Wanted: Dead or Alive

That was the way George W. Bush described the official U.S. view of Osama bin Laden, mastermind of the terrorist attacks that sent airliners into the twin towers of the World Trade Center, the Pentagon, and a field in southwestern Pennsylvania on September 11, 2001, taking more than three thousand lives on American soil.

More than seven years later, the Bush Administration drew to a close with that warrant unfulfilled.  But last evening there was good news: a special forces operation, carefully planned on the basis of accurate intelligence, ended in a firefight in which bin Laden was killed in Pakistan.

"Ten years after his attack on the world's most powerful nation, Osama bin Laden remains at large."

We will not read that sentence in The New York Times or The Washington Post on September 11, 2011.

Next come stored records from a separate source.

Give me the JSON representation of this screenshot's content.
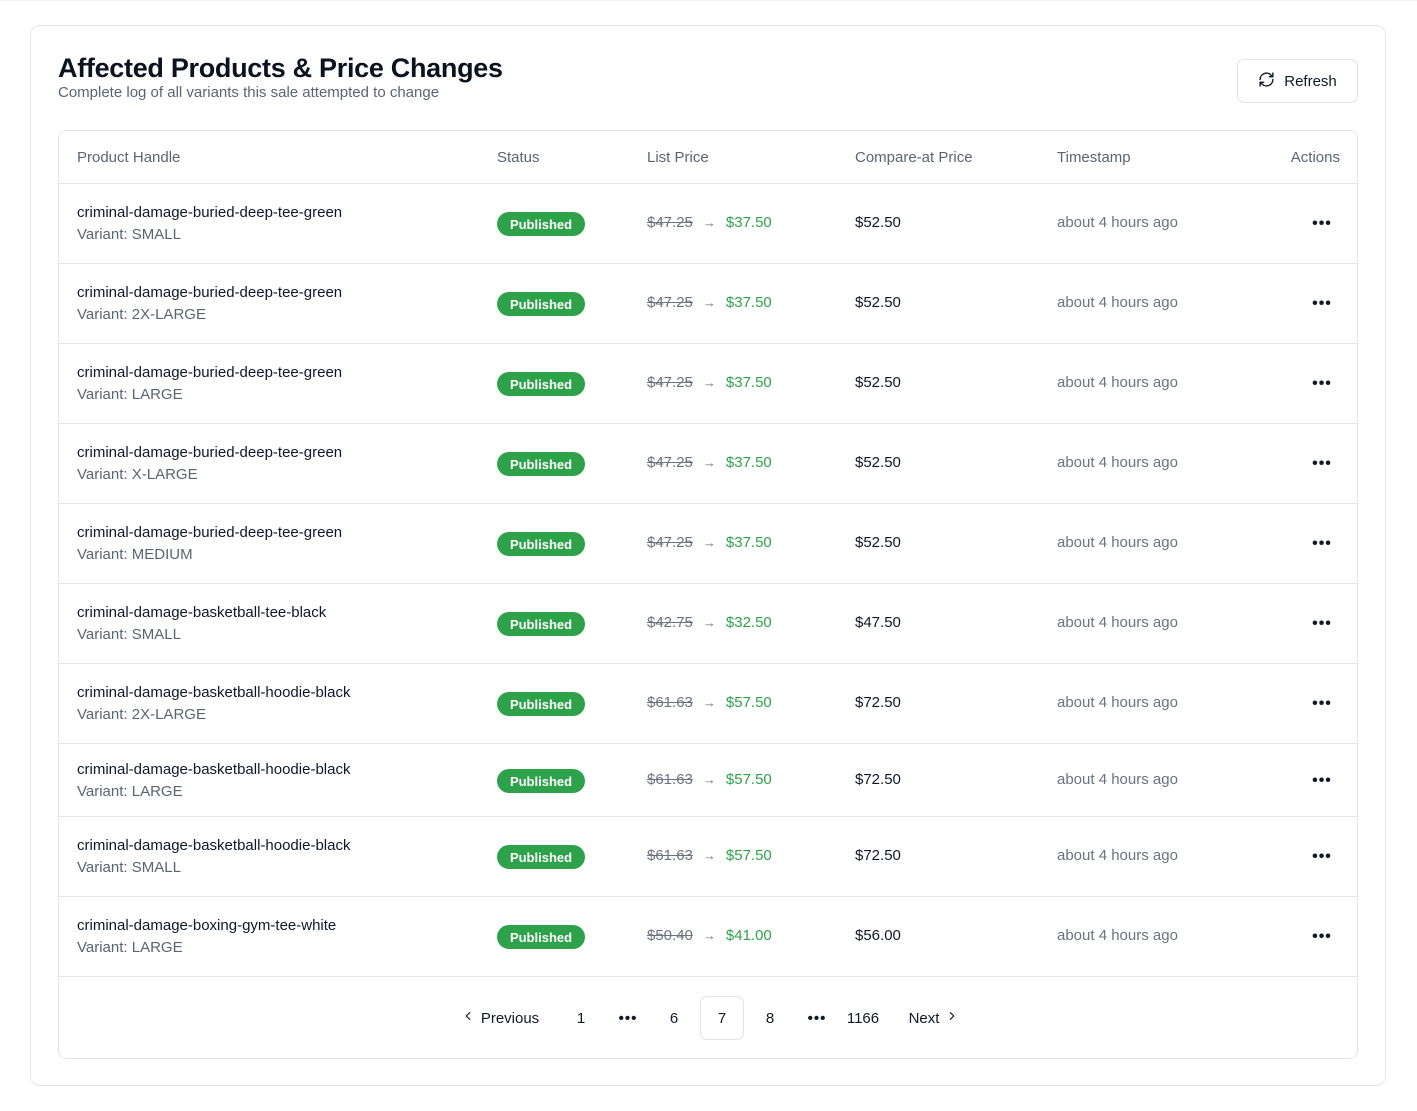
{
  "header": {
    "title": "Affected Products & Price Changes",
    "subtitle": "Complete log of all variants this sale attempted to change",
    "refresh_label": "Refresh"
  },
  "table": {
    "columns": [
      "Product Handle",
      "Status",
      "List Price",
      "Compare-at Price",
      "Timestamp",
      "Actions"
    ],
    "rows": [
      {
        "handle": "criminal-damage-buried-deep-tee-green",
        "variant": "Variant: SMALL",
        "status": "Published",
        "old_price": "$47.25",
        "new_price": "$37.50",
        "compare_at": "$52.50",
        "timestamp": "about 4 hours ago"
      },
      {
        "handle": "criminal-damage-buried-deep-tee-green",
        "variant": "Variant: 2X-LARGE",
        "status": "Published",
        "old_price": "$47.25",
        "new_price": "$37.50",
        "compare_at": "$52.50",
        "timestamp": "about 4 hours ago"
      },
      {
        "handle": "criminal-damage-buried-deep-tee-green",
        "variant": "Variant: LARGE",
        "status": "Published",
        "old_price": "$47.25",
        "new_price": "$37.50",
        "compare_at": "$52.50",
        "timestamp": "about 4 hours ago"
      },
      {
        "handle": "criminal-damage-buried-deep-tee-green",
        "variant": "Variant: X-LARGE",
        "status": "Published",
        "old_price": "$47.25",
        "new_price": "$37.50",
        "compare_at": "$52.50",
        "timestamp": "about 4 hours ago"
      },
      {
        "handle": "criminal-damage-buried-deep-tee-green",
        "variant": "Variant: MEDIUM",
        "status": "Published",
        "old_price": "$47.25",
        "new_price": "$37.50",
        "compare_at": "$52.50",
        "timestamp": "about 4 hours ago"
      },
      {
        "handle": "criminal-damage-basketball-tee-black",
        "variant": "Variant: SMALL",
        "status": "Published",
        "old_price": "$42.75",
        "new_price": "$32.50",
        "compare_at": "$47.50",
        "timestamp": "about 4 hours ago"
      },
      {
        "handle": "criminal-damage-basketball-hoodie-black",
        "variant": "Variant: 2X-LARGE",
        "status": "Published",
        "old_price": "$61.63",
        "new_price": "$57.50",
        "compare_at": "$72.50",
        "timestamp": "about 4 hours ago"
      },
      {
        "handle": "criminal-damage-basketball-hoodie-black",
        "variant": "Variant: LARGE",
        "status": "Published",
        "old_price": "$61.63",
        "new_price": "$57.50",
        "compare_at": "$72.50",
        "timestamp": "about 4 hours ago"
      },
      {
        "handle": "criminal-damage-basketball-hoodie-black",
        "variant": "Variant: SMALL",
        "status": "Published",
        "old_price": "$61.63",
        "new_price": "$57.50",
        "compare_at": "$72.50",
        "timestamp": "about 4 hours ago"
      },
      {
        "handle": "criminal-damage-boxing-gym-tee-white",
        "variant": "Variant: LARGE",
        "status": "Published",
        "old_price": "$50.40",
        "new_price": "$41.00",
        "compare_at": "$56.00",
        "timestamp": "about 4 hours ago"
      }
    ]
  },
  "pagination": {
    "previous_label": "Previous",
    "next_label": "Next",
    "pages": [
      "1",
      "6",
      "7",
      "8",
      "1166"
    ],
    "current_page": "7"
  },
  "colors": {
    "published_badge": "#2ea24a",
    "new_price": "#2ea24a",
    "muted_text": "#6b7280"
  },
  "icons": {
    "refresh": "refresh-icon",
    "actions": "more-horizontal-icon",
    "previous": "chevron-left-icon",
    "next": "chevron-right-icon",
    "ellipsis": "ellipsis-icon",
    "arrow": "arrow-right-icon"
  }
}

"The world is a better place ... safer ... because of the death of Osama bin Laden."  So intoned President Obama, with an air of confidence and certainty.

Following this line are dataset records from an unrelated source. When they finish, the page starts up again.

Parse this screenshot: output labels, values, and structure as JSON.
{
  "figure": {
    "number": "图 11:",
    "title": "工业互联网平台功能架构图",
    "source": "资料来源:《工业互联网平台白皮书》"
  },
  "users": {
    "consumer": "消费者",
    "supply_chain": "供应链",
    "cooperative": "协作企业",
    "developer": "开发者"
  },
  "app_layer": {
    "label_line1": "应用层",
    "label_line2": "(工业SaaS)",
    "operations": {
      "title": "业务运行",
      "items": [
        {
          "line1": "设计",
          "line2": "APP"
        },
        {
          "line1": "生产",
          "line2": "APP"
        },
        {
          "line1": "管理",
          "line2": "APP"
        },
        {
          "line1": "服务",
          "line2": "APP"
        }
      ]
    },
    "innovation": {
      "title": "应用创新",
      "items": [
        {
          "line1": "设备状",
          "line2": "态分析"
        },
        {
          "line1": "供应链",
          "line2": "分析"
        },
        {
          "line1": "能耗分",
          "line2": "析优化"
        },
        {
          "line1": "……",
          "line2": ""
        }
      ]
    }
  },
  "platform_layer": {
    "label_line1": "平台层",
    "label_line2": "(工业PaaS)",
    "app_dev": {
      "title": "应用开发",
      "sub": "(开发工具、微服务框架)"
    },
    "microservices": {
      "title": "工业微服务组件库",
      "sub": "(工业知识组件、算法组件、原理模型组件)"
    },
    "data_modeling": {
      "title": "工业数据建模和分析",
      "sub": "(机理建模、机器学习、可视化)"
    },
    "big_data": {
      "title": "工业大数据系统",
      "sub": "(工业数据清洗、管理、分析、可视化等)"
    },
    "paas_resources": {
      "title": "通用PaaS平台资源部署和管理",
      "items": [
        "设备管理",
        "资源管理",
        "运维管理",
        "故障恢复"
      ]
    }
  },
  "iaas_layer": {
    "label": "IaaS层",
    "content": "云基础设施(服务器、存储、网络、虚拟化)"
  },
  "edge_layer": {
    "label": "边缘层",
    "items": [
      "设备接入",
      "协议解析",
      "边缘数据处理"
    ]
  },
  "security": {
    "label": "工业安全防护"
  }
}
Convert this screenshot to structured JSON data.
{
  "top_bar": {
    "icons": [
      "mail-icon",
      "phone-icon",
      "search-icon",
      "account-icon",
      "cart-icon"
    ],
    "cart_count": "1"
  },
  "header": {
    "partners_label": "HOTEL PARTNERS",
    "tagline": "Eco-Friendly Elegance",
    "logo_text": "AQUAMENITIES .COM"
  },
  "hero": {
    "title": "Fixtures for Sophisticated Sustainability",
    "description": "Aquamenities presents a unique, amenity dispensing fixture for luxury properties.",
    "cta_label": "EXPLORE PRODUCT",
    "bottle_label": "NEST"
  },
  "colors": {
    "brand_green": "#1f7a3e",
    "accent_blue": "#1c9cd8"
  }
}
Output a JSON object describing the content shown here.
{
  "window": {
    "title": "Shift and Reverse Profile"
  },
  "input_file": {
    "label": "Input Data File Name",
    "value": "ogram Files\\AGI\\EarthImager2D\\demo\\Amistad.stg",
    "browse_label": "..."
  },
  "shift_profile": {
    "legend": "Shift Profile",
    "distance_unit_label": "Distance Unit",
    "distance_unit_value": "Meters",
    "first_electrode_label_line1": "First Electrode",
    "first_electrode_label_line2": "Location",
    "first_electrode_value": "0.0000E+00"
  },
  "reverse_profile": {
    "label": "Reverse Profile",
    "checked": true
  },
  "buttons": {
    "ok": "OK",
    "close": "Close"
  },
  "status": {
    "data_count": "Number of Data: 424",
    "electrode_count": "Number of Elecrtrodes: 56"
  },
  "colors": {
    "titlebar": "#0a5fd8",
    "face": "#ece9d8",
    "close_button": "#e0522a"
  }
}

But just what effect will this apparently momentous event have on the future of Islamic fundamentalist terrorist actions targeting the United States in particular and the Judaeo-Christian West in general?  As with so many other world events, including some very notable ones of the last decade, there are those prepared to make immediate pronouncements in answer to that question.  Others, among whom I include myself, prefer the longer view which, while far less certain, recognizes that accurate predictions are quite difficult when so many contributing factors are unknown.  Recent struggles toward democracy in the Arab Middle East are only the most obvious of these.

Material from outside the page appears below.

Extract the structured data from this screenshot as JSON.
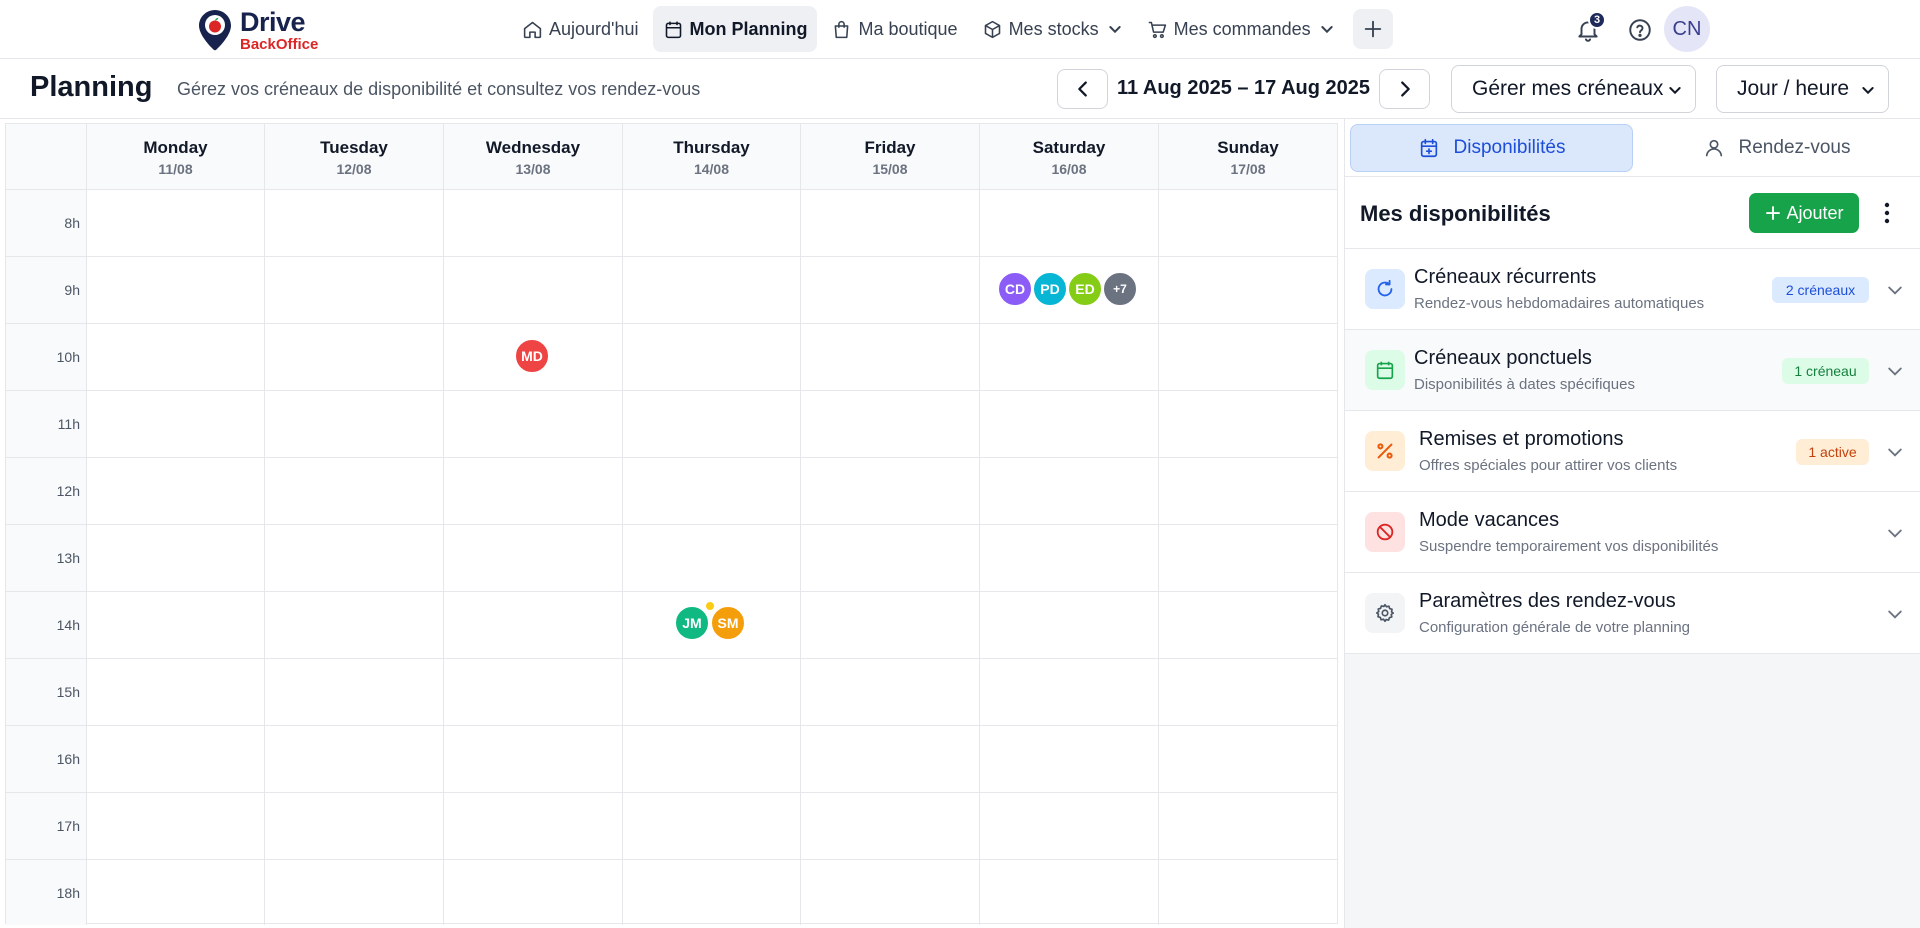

Intense hostility on the part of some in Islam against the West goes back at least as far as The Crusades.  It intensified in the twentieth century with the Balfour Declaration in 1917 and the creation of Israel as an independent Jewish state in 1948.  High-profile acts of terrorism hardly began with Osama bin Laden's vision. The Palestinian Black September organization's attack on the Olympic Village in Munich in 1972 was for me the most memorable.

It may be that Islam is truly a religion of peace and that it is only a tiny minority of Muslims who believe they are fulfilling the will of Allah by killing as many infidels as possible.  And it may be that the death of Osama bin Laden will have a dramatic and long-lasting effect on the scope and the reach of Islamic fundamentalist terrorism around the globe.  But I am a student of history, and I believe it is a fool's errand to try to predict how this aspect of the twenty-first century will unfold.

  

1 comment:

  1. Well said on all points. I was shocked when I saw the news the other night. It was almost surreal. I am most glad that this monster has been eliminated, and I hope that we are safer for it. However, I have wondered if someone will try to take his place, or if this will truly be a turning point. Time will tell on that because there are indeed so many other factors that we cannot control nor predict.